If the Palestinians were to stop the violence tomorrow, there is no question that Israel would stop its violence at once. But if Israel stops the violence tomorrow, there is no chance the Palestinians will stop theirs. This I believe is largely true. But the argument neglects the basic asymmetry between the Israelis and the Palestinians. As things stand, a cease-fire would greatly favor Israel; it would leave the Israelis with their heavily patrolled West Bank and Gaza settlements and their punitive border controls; and it would leave the Palestinians without a state. So as defenders of the status quo ante, the Israelis would be more willing to stop the feud than the Palestinians.

Finally, "Settling Scores" focuses on the history and demographic structure of Jewish settlements in West Bank and Gaza.
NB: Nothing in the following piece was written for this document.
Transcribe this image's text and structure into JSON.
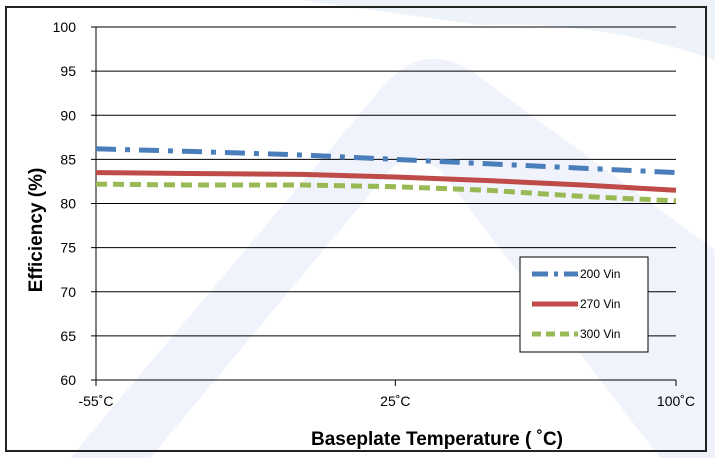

Margalit still believes in the proposals made at Taba (Egypt): Israel would give up Gaza Strip and all but 3% of West Bank. While this means "solving more than half of the problem", it will also create massive resettlement calamities:

Traveling recently in the West Bank, I met two settlers on the road to Yakir. One of them said: "You guys should stop blaming us. We are here because every Israeli government told us that here is where we should be. We are obedient citizens, and if we are told to leave, we'll leave. All we ask is to be offered a respectable solution." I believe most of the settlers—who are driven neither by nostalgia nor ideology—would agree with them. A "respectable" solution can and should be offered to all the settlers. As for the settlers who reject such a solution, many will fiercely resist and threaten a civil war.